I have often gotten a kick out of the fact that there are seemingly no lines in Morocco. Not on the streets, not in the stores, and certainly not at the post office!

High Desert Diva said...

oh dear....modernizing

Britt-Arnhild said...

Give me your address and I'll mail you a letter from Norway :-)

Britt-Arnhild said...

Elizabeth, I would love to learn more about the door posting.....

rochambeau said...

Hi Elizabeth,
Nice PO facade! You're smart to go early and beat the aggravation!
Really great news about your friend!
Yes count me into the for the door parade on the 12th!

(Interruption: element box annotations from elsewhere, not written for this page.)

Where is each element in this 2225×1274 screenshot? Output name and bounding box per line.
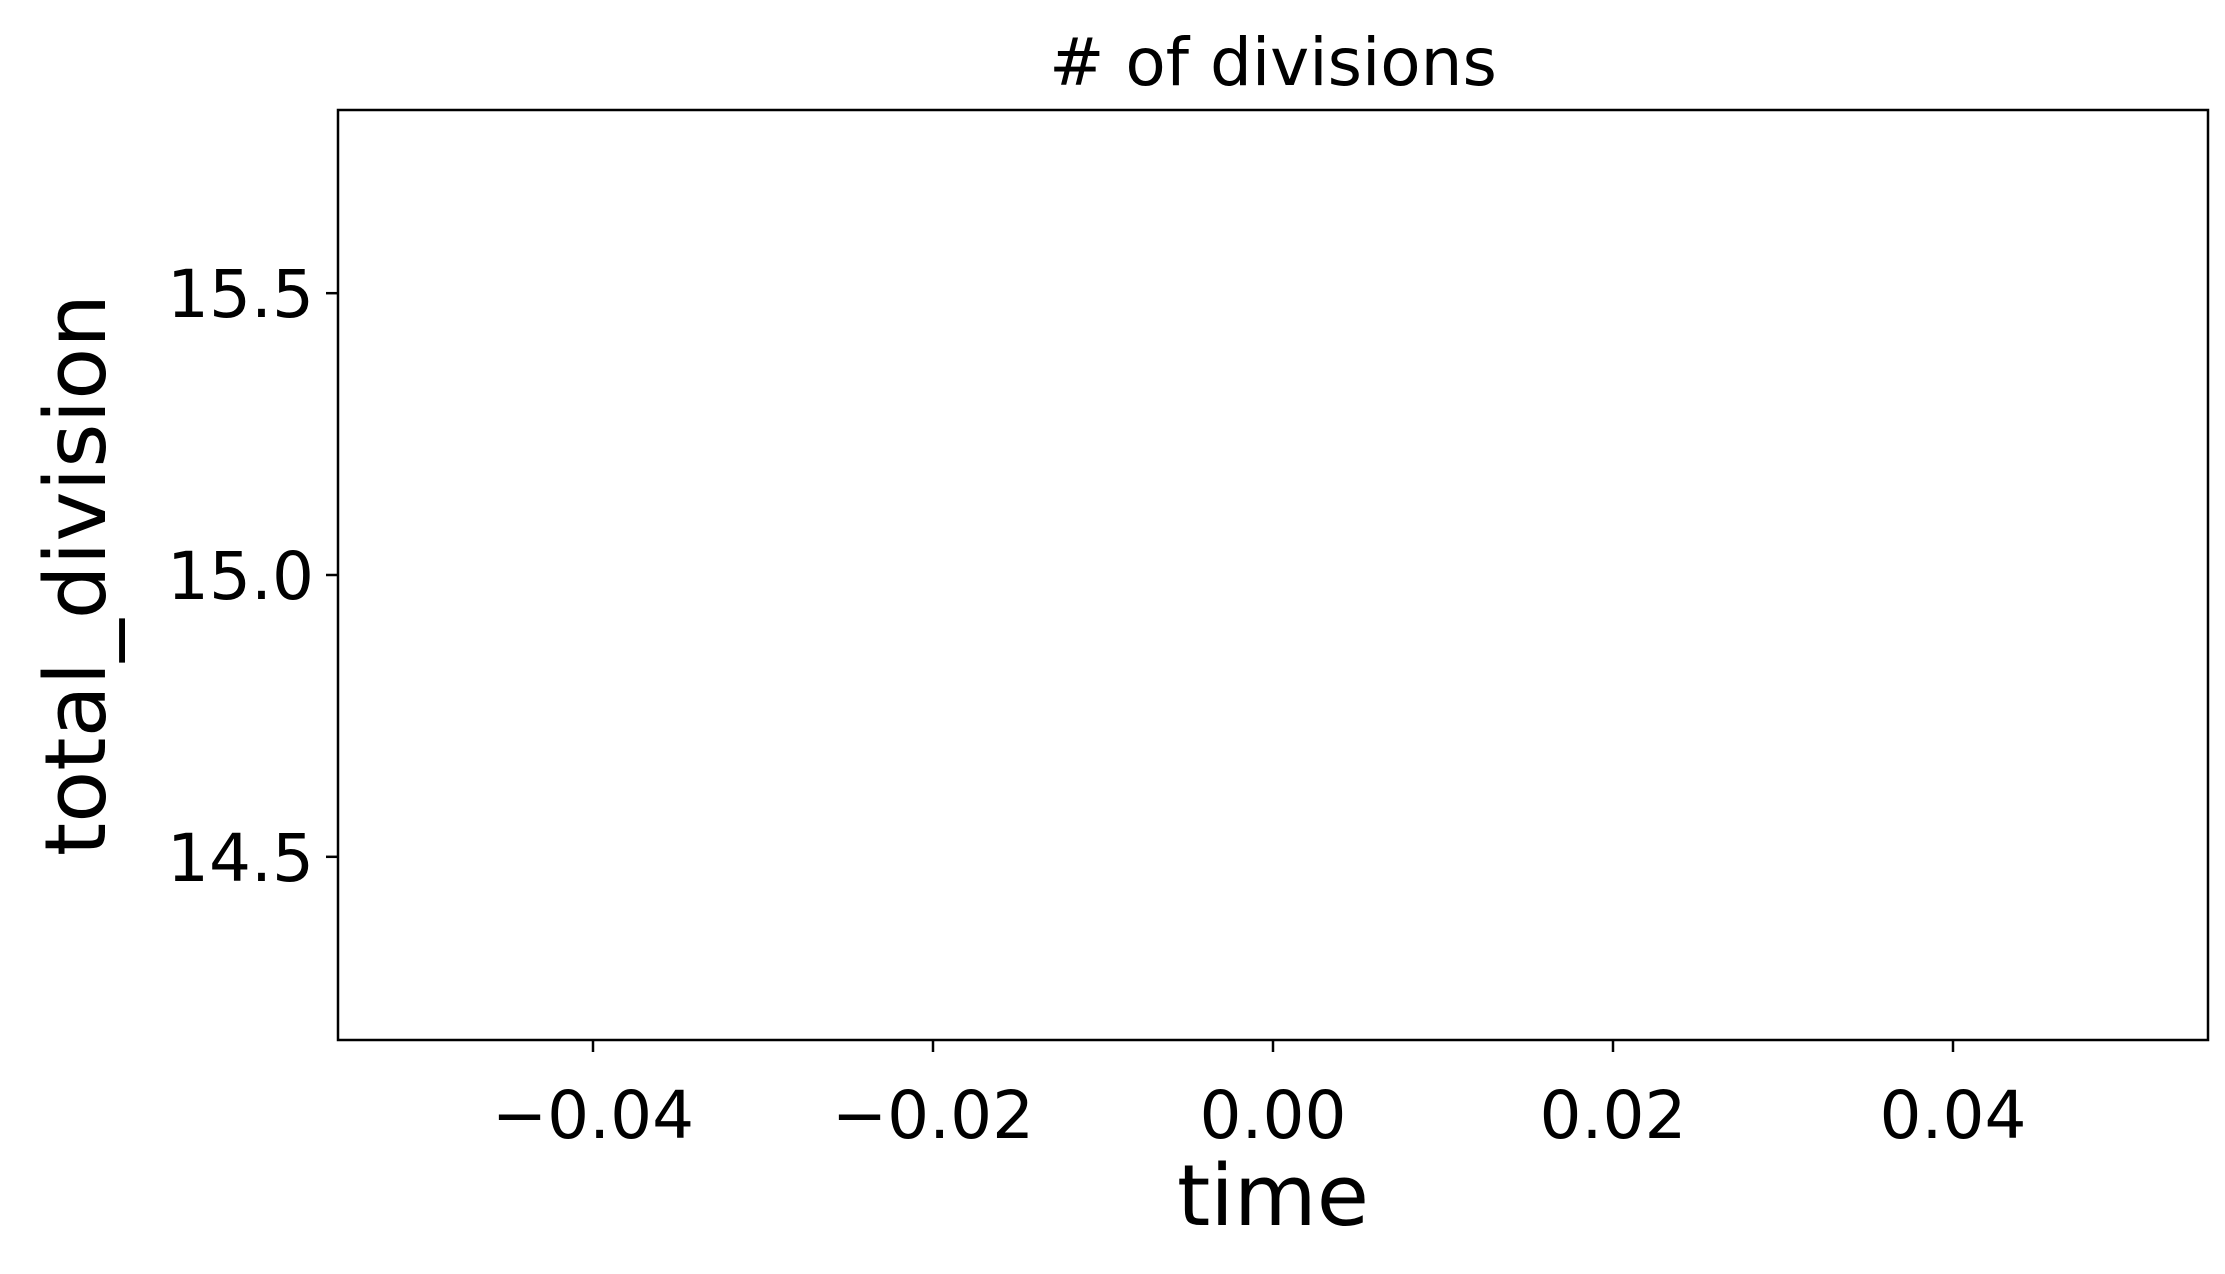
y-tick-label: 15.0 [167, 538, 314, 615]
x-tick-label: 0.02 [1540, 1077, 1687, 1154]
x-tick-label: 0.04 [1880, 1077, 2027, 1154]
y-axis-label: total_division [27, 294, 126, 856]
chart-title: # of divisions [1049, 24, 1497, 101]
x-axis-label: time [1177, 1147, 1369, 1246]
x-tick-label: −0.04 [492, 1077, 694, 1154]
x-tick-label: −0.02 [832, 1077, 1034, 1154]
x-tick-label: 0.00 [1200, 1077, 1347, 1154]
y-axis: 14.5 15.0 15.5 [167, 256, 338, 897]
x-axis: −0.04 −0.02 0.00 0.02 0.04 [492, 1040, 2027, 1154]
y-tick-label: 15.5 [167, 256, 314, 333]
y-tick-label: 14.5 [167, 820, 314, 897]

An Aesthete's Lament said...

Bulldozing the Guéliz villas. Wrecking the train station. Belittling the original airport. The 1920s/30s charm is being sucked right out of the place. And don't get me started on the demolition of Bagatelle.

Absolute Vanilla (& Atyllah) said...

It's a different world and a different life, isn't it. I hate when old buildings are renovated - and unsympathetically at that. I loved the doorway shot of the PO - I hope the magic of it is able to remain in some way.

Elizabeth said...

I will post pictures of the PO when they have finished renovating it.......we'll see.
I think I am the kiss of doom for old buildings - I should keep away from the.

I promise I did not go near Bagatelle........I once had delicious liver and bacon there......and now it's a hole in the ground.....


The doors idea came from several people. I'm sure you must have lots of lovely Norwegian ones to share

Marja said...

What a lovely post office. I was used in holland to stand in lines too but find it a delight not to have too here in NZ. Her the post is unpredictable. Sometimes i get post from overseas quickly sometimes it takes ages.

Passementerie said...

Ah - bill-paying in Marrakech... We didn't have to pay for our electricity ourselves, but we did have to pay for the telephone at the Maroc Telecom office, and as I would flatly refuse to go, it was poor John who would have to get up at half past seven to get there for 8am to join that queue. Everyone would wait outside the door and because he was always the second or third person there they were very noble and pushed him ahead to the ticket machine when the doors opened, but it was understood that people who had arrived in cars would be first for some reason. One guy turned up in a Mercededs SUV - everyone was very impressed.